Uncertain of what she means, I nod and smile and ask Laura to start on Jimmy Ashworth’s history. She produces something else from the envelope that contains the marriage certificate. It’s one of those postcards that were popular with the Victorians and Edwardians and which were the forerunners of World War Two pin-ups and today’s newspaper pictures of models. Famous Beauties of the Day, they could be called. I remember seeing one of Lily Langtry. Jimmy Ashworth (the name under the photograph is Jemima ‘Jimmy’ Ashworth) isn’t at all like Mrs Langtry, but quite a lot like Olivia Batho and thus, I suppose, Jude. It’s a perfectly proper photograph, though the satin gown she wears is cut rather low, exposing a formidable cleavage into which ropes of pearls disappear. She’s also wearing elbow-length white gloves and a corsage of lush flowers of the lily and stephanotis type. She has more pearls in her elaborately dressed dark hair and bracelets over the gloves.
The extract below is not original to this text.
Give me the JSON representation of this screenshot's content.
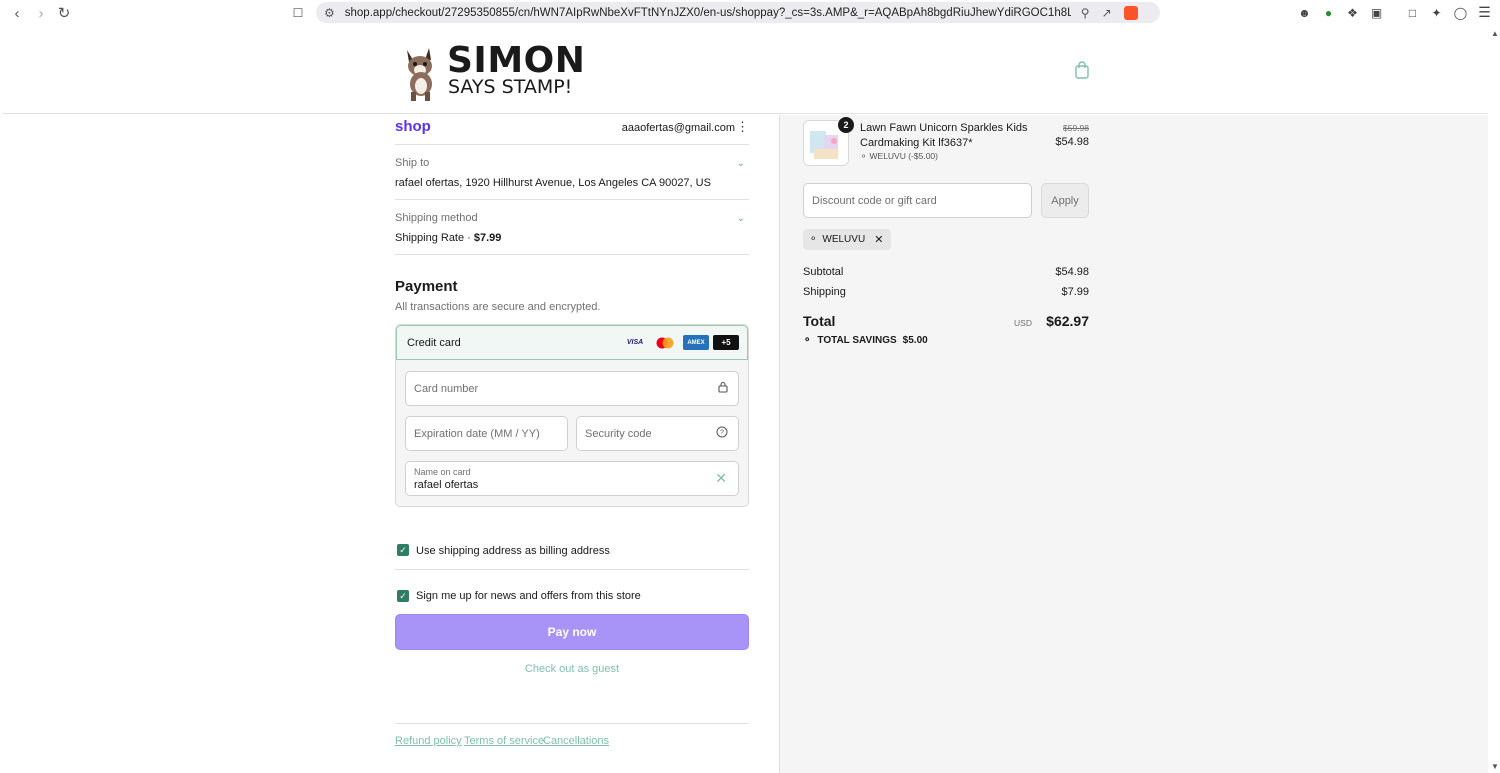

‘She has a very sweet expression, don’t you think?’ Laura asks.

I agree, I can’t very well do anything else, but if I’d been honest I’d have said the sweetness is tempered by calculation and by something else. Not greed, not the ‘hardness’ one might expect, but – and I see it rather to my own dismay – despair. ‘Desperation’ might be the better word, it’s not quite as profound as despair. Jimmy Ashworth is very young in this picture, a good way off twenty-eight, and life isn’t holding out great promise for her, no matter that she’s got her photograph into the Famous Beauties series. I ask Laura how my great-grandfather met her and in her reply I detect that the whitewashing of all concerned has begun.